Et grâce au travail mené actuellement pour élaborer un traité juridiquement contraignant visant à mettre fin à la pollution plastique, nous nous rapprochons de notre objectif commun de protection de l’océan. Dans un avis qu’il a rendu récemment, le Tribunal international du droit de la mer a prié les pays de prendre des mesures pour la prévention, la réduction et la maîtrise de la pollution marine résultant des émissions de gaz à effet de serre, ce qui constitue là aussi une avancée.

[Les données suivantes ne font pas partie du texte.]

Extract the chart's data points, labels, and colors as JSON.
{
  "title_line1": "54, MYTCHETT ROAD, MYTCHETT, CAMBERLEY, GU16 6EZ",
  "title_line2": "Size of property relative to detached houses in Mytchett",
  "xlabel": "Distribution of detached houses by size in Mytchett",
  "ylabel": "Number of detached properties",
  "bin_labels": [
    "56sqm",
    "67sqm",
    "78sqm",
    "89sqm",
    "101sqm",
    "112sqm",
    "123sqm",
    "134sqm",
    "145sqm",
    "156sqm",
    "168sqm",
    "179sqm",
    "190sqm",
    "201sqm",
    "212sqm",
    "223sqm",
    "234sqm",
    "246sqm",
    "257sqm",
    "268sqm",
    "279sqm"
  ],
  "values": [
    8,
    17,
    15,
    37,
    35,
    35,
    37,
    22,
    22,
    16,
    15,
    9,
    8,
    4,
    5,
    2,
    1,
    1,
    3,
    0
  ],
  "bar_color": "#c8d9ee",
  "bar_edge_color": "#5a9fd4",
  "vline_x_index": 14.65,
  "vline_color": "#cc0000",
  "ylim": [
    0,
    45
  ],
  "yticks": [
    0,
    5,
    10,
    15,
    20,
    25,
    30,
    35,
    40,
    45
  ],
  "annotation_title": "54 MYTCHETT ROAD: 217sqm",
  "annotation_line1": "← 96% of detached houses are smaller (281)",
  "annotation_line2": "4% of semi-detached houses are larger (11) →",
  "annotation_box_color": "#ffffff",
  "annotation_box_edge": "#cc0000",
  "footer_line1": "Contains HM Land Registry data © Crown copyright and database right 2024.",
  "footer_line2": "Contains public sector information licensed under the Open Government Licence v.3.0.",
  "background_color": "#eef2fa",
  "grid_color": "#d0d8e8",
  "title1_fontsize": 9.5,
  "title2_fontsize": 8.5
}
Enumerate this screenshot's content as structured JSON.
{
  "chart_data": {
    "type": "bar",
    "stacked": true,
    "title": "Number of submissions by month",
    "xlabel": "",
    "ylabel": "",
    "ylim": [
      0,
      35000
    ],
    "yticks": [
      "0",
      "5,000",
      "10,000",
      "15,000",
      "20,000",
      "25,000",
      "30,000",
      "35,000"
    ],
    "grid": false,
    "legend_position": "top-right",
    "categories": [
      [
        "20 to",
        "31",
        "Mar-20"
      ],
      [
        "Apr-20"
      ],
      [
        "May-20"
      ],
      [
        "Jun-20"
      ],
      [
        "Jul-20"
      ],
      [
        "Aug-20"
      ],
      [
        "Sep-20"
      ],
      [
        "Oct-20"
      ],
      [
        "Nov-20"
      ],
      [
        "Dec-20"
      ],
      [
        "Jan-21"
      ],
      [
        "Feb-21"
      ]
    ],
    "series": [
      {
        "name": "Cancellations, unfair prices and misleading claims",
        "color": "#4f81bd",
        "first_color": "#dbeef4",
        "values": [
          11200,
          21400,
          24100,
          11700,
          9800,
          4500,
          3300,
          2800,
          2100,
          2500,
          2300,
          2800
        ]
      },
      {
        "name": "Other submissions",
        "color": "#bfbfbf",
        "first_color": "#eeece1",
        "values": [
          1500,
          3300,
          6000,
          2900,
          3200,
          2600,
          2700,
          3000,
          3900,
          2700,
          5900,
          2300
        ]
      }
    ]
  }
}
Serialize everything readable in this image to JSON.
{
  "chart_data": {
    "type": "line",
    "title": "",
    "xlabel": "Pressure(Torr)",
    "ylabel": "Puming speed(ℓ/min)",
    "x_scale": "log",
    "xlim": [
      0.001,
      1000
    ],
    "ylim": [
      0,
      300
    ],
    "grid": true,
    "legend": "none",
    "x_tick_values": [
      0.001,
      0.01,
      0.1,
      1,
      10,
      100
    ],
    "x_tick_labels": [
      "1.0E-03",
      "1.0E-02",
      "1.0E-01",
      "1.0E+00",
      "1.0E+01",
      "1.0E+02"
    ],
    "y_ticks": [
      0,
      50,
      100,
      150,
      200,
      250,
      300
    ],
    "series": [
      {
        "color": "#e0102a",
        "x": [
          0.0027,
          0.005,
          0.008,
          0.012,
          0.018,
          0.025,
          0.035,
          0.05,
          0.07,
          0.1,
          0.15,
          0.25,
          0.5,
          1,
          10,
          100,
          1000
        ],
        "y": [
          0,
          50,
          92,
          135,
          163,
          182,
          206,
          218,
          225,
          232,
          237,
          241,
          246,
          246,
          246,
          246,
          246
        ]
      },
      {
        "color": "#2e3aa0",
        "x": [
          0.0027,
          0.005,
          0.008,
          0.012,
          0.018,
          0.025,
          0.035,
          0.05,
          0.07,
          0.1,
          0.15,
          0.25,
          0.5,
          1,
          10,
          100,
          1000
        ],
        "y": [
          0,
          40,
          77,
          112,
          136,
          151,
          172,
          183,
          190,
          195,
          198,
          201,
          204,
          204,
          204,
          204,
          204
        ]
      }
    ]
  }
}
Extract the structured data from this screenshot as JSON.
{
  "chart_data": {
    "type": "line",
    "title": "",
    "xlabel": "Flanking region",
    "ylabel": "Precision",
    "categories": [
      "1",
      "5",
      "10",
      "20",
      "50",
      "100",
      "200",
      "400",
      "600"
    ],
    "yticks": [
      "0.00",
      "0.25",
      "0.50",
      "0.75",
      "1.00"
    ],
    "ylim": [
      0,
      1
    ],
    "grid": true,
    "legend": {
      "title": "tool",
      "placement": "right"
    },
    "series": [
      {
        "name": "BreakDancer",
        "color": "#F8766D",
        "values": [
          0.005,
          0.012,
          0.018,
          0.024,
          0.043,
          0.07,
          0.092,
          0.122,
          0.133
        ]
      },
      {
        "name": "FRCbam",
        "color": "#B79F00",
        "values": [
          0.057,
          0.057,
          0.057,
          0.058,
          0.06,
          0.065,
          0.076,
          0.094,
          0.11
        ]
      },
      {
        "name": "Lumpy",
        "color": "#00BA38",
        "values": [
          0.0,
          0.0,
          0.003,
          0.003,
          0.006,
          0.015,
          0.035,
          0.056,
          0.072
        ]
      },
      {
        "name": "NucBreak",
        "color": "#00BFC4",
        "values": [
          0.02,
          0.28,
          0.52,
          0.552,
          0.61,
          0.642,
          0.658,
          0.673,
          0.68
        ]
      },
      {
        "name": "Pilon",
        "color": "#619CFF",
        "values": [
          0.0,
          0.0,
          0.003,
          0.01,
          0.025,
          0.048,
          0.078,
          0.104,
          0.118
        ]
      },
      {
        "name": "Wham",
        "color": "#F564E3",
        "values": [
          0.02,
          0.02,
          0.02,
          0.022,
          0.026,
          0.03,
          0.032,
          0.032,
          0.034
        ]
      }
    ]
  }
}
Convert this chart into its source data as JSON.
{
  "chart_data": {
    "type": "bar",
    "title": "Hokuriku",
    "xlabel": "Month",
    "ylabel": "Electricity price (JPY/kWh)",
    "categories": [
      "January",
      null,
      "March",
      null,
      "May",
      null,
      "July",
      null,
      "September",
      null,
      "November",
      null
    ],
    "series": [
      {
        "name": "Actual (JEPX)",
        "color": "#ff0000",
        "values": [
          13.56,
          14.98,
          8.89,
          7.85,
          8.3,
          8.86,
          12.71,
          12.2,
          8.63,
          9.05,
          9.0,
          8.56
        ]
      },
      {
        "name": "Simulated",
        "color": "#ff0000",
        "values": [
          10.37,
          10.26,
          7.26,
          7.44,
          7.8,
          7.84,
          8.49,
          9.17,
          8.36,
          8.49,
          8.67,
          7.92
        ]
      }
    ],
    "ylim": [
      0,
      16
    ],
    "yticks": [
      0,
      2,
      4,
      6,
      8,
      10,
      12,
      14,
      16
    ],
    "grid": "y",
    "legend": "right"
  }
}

Selon M. Guterres, « le Sommet de l’Avenir de cette année et la Conférence des Nations Unies sur l’océan qui se tiendra l’année prochaine en France sont autant d’occasions de s’engager à agir pour restaurer et protéger nos précieux écosystèmes marins et côtiers. C’est maintenant que les gouvernements, les entreprises, les investisseurs, les scientifiques et les collectivités doivent s’unir pour défendre nos océans”.
Par ailleurs, l’apport et le rôle des nouvelles technologies en milieu marin jouent un rôle de plus en plus indéniable, entre autres, pour les observations in situ, l’apport des produits issus de l’imagerie satellitaire, de la modélisation marine prédictive et de la modélisation sur le climat et impacts sur le milieu marin à travers le Groupe d’experts Intergouvernemental pour l’évolution du Climat ou GIEC), … pour une meilleure compréhension de nos océans et de leurs écosystèmes alliant anticipations et prises de décision nécessaires.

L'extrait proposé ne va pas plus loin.